Можно ли рассматривать их как правомерный оперативный эксперимент, направленный на выявление, пресечение и раскрытие преступления, выявление лиц, подготавливающих и совершающих преступление, возможность проведения которого закреплена в ст. 6 Федерального закона от 5 июля 1995 г «Об оперативно-розыскной деятельности»[75]? При положительном ответе на этот вопрос действия оперативных сотрудников должны быть признаны правомерными, а разоблаченный взяточник подлежит уголовной ответственности. Или же имела место провокация, которая не может быть оправдана самыми высокими целями и интересами борьбы с преступностью[76]?
Закон «Об оперативно-розыскной деятельности» в ст. 7 устанавливает, что основанием для проведения оперативно-розыскных мероприятий являются, в частности, ставшие известными органам, осуществляющим оперативно-розыскную деятельность, сведения о признаках подготавливаемого, совершаемого или совершенного противоправного деяния, а также о лицах, его подготавливающих, совершающих или совершивших. В ст. 8 названного Закона непосредственно об оперативном эксперименте сказано, что проведение его допускается «только в целях выявления, предупреждения, пресечения и раскрытия тяжкого преступления, а также в целях выявления и установления лиц, их подготавливающих, совершающих или совершивших»[77]. Однако описанные действия оперативных служб не выявляют и не раскрывают прежние случаи взяточничества со стороны должностного лица (даже если они фактически имели место). Здесь не будет и предупреждения готовящегося преступления, ибо никаких действий даже приготовительного характера, направленных на получение взятки, должностное лицо до склонения его к этому оперативным сотрудником не совершало, и тем более нет пресечения совершаемого преступления. Иначе говоря, подобные действия оперативных служб — типичная провокация.

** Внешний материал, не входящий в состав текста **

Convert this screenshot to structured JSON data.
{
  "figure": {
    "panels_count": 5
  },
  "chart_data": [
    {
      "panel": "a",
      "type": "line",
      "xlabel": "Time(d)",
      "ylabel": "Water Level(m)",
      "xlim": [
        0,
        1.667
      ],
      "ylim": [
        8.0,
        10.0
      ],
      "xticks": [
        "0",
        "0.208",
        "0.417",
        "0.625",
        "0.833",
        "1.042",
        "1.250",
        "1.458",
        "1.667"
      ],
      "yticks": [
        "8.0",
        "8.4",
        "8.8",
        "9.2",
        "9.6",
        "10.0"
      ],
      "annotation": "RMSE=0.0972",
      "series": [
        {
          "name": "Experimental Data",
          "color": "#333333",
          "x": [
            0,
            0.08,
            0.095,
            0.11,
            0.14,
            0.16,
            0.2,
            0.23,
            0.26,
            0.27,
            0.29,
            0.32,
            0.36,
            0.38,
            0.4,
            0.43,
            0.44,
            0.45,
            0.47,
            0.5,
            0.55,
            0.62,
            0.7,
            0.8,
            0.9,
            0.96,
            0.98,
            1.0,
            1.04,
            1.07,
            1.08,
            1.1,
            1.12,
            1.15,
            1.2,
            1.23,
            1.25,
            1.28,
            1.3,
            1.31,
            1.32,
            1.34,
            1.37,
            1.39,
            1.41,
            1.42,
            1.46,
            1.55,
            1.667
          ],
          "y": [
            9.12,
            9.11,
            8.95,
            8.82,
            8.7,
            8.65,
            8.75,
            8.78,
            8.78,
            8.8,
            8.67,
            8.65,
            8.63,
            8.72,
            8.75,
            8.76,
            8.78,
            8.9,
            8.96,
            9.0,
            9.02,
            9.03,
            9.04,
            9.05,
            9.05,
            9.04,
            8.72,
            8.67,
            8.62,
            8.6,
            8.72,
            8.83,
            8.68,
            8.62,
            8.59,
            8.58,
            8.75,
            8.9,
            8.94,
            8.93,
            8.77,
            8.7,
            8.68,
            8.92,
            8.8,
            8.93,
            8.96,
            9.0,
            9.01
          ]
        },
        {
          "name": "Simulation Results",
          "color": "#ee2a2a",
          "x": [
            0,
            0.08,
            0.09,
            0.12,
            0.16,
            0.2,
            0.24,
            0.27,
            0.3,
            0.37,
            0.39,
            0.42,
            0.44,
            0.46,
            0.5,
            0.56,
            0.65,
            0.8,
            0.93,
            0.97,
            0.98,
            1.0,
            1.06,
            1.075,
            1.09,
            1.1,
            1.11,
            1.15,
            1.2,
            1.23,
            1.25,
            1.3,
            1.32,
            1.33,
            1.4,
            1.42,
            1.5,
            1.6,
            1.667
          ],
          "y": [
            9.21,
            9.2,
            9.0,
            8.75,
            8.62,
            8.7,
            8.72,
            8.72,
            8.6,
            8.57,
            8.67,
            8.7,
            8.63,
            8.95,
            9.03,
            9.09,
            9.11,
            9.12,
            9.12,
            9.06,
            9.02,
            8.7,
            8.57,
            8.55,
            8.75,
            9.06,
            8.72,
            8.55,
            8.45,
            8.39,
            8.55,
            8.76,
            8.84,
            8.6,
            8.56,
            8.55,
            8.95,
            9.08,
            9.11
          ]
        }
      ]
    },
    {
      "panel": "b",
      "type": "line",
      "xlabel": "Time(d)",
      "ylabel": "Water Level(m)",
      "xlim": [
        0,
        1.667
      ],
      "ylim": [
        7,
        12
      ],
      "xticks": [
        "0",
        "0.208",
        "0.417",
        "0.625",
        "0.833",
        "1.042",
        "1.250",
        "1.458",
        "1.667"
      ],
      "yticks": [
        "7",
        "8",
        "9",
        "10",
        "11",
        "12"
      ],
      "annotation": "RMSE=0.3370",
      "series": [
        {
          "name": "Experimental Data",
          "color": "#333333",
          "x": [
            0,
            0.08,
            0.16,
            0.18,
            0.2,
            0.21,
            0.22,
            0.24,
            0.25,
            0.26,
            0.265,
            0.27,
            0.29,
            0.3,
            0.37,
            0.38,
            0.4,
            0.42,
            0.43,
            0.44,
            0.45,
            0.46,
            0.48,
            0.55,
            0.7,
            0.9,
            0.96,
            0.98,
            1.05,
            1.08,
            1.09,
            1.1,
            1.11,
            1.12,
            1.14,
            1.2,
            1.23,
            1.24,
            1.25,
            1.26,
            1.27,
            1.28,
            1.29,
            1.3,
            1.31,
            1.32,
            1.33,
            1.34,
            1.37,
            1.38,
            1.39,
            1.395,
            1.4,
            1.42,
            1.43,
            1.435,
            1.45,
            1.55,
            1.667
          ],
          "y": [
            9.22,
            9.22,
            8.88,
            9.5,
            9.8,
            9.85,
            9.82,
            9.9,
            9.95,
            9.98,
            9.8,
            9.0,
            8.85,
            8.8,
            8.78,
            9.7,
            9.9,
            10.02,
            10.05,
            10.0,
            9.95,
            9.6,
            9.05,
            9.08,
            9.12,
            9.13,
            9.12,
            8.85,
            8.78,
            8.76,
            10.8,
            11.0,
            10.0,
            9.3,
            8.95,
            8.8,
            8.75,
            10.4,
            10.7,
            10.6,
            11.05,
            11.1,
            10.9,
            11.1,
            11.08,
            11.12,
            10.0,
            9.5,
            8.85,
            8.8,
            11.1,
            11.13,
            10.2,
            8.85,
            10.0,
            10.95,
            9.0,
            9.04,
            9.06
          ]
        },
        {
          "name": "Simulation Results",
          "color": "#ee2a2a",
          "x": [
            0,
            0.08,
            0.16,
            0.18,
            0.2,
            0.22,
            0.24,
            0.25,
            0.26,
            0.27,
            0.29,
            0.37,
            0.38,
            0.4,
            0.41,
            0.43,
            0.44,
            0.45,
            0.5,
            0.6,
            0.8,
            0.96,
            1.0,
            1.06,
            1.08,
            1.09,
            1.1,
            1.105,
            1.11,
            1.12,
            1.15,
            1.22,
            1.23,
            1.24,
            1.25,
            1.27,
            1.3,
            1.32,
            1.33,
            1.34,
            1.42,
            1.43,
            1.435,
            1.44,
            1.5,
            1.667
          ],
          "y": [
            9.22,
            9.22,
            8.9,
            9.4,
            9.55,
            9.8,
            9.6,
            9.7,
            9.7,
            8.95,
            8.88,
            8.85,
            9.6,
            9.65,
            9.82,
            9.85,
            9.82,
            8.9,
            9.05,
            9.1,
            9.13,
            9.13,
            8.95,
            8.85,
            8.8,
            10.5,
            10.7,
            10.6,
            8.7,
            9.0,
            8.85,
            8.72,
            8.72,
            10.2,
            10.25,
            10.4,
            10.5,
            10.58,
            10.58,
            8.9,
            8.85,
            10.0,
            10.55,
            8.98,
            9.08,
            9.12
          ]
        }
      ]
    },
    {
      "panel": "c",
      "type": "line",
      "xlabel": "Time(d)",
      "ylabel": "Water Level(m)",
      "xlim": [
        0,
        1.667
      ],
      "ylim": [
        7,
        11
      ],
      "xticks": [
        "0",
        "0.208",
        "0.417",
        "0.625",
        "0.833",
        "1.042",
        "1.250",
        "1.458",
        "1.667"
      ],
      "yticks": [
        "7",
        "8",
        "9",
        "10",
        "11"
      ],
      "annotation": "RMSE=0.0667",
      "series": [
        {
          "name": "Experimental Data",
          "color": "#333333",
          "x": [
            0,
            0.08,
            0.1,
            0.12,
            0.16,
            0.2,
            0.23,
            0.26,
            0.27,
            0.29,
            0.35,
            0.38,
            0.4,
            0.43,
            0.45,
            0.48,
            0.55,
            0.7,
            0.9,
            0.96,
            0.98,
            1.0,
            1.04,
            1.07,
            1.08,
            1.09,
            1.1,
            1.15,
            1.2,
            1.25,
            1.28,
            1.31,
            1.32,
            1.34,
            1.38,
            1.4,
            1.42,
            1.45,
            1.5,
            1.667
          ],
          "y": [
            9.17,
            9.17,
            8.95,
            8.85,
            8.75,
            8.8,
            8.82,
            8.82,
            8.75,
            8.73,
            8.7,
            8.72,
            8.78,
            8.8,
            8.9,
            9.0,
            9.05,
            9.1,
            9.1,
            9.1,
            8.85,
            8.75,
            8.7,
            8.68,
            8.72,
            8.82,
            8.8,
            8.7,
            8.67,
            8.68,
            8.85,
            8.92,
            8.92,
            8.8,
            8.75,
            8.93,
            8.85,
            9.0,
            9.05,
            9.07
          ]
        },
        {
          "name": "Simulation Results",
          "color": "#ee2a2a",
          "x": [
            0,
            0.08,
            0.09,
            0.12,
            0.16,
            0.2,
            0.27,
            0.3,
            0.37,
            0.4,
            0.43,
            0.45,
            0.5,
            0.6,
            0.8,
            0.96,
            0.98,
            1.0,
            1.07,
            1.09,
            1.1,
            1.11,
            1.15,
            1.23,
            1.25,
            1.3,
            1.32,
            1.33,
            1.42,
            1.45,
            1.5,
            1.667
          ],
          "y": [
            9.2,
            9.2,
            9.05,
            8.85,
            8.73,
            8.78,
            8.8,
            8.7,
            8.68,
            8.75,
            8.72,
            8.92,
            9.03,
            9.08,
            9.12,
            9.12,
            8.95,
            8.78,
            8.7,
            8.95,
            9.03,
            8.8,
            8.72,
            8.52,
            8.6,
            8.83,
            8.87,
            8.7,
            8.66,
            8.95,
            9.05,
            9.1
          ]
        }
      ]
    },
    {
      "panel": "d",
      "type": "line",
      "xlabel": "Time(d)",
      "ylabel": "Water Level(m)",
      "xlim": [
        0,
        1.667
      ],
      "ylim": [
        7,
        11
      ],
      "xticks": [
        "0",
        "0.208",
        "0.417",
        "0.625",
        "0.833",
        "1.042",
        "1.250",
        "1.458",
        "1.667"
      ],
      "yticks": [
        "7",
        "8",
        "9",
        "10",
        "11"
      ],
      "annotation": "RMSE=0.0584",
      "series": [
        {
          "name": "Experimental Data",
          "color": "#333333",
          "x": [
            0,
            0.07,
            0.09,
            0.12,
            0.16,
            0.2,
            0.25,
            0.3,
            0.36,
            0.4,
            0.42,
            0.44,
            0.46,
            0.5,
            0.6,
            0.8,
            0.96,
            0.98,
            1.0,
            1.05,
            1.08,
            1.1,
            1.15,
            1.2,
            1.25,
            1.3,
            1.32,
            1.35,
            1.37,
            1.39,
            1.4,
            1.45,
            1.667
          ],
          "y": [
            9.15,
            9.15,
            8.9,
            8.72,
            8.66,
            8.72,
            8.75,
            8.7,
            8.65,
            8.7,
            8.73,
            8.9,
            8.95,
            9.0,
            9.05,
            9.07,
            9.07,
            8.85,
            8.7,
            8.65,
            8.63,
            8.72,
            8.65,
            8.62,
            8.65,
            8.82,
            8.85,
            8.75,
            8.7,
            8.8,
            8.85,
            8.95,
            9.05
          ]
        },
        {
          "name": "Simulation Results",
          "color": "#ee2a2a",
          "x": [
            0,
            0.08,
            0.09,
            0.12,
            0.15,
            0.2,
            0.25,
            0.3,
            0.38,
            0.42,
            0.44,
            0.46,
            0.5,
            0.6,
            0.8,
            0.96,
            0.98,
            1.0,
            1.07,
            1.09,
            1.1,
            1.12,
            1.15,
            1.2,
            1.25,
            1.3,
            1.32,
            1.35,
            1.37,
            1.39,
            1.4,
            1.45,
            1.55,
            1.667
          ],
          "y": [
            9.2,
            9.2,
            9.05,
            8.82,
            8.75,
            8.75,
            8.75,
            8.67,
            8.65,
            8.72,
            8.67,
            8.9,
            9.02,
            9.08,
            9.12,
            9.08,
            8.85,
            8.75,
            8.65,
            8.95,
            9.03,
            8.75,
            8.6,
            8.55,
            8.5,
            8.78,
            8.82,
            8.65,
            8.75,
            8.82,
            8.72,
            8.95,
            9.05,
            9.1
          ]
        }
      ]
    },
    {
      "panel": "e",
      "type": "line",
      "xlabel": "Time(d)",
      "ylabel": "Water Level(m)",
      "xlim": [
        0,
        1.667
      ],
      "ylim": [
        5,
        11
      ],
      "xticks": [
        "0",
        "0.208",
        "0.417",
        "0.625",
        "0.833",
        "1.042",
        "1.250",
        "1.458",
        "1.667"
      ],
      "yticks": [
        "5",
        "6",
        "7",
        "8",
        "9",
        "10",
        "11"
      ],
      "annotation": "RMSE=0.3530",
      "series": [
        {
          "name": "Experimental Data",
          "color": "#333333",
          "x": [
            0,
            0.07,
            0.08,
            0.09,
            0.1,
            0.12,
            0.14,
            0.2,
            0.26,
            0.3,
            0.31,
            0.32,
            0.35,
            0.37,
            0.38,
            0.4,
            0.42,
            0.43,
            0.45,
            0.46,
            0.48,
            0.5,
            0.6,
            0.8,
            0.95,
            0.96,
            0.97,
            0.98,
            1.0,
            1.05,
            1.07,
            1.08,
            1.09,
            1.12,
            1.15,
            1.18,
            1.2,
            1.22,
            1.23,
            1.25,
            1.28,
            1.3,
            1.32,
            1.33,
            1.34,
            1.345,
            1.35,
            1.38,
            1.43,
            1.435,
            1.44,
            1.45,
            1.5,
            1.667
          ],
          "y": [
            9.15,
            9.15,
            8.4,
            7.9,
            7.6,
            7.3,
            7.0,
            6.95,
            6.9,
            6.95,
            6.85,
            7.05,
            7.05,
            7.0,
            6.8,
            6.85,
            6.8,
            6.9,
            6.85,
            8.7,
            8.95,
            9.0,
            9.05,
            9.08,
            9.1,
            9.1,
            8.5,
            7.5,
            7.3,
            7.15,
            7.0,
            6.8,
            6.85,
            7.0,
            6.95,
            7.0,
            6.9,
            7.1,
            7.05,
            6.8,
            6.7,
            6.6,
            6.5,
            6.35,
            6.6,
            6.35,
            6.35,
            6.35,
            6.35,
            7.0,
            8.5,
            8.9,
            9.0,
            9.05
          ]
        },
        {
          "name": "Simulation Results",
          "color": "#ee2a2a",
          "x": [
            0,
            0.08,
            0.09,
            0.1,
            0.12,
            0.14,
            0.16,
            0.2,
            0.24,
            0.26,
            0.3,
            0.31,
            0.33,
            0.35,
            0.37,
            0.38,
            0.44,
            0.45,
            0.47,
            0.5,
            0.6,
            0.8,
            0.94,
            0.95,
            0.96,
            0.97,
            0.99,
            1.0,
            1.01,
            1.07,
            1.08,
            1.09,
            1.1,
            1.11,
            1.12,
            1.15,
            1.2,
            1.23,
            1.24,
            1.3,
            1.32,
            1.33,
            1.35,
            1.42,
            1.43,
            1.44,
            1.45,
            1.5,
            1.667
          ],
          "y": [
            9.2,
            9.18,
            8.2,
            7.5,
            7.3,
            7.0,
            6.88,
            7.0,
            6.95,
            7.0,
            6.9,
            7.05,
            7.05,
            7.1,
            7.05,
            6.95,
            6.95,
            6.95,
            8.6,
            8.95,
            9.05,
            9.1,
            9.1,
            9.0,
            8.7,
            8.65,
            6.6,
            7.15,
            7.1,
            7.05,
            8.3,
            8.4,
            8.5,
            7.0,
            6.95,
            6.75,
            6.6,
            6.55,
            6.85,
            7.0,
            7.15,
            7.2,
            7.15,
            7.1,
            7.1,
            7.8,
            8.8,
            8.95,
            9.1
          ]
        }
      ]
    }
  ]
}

Проблемные вопросы уголовной ответственности провокаторов и лиц, спровоцированных к получению или даче взятки, очень активно обсуждались в уголовно-правовой литературе 20-х гг., поскольку в УК РСФСР 1922 г. и 1926 г. содержались специальные нормы об ответственности за провокацию взятки. При этом, если в ст. 115 УК 1922 г. говорилось только о провокации дачи взятки, то согласно ст. 119 УК 1926 г. под провокацией взятки понималось уже заведомое создание должностным лицом обстановки или условий, вызывающих предложение или получение взятки, в целях последующего изобличения давшего или принявшего взятку. Многие авторитетные ученые (А.А. Жижиленко, А.Н. Трайнин, А. Гюнтер) полагали, что взяткодатель и взяткополучатель, спровоцированные к соответствующему деянию, уголовной ответственности не подлежат[78]. Напротив, Г. И. Волков считал, что при провокации со стороны должностного лица взяткодатель виновен в покушении на дачу взятки[79]. По мнению А. Эстрина, частные лица, спровоцированные на дачу взятки, ответственности не подлежат; должностные лица, допустившие себя спровоцировать на получение взятки, несут ответственность за это преступление[80].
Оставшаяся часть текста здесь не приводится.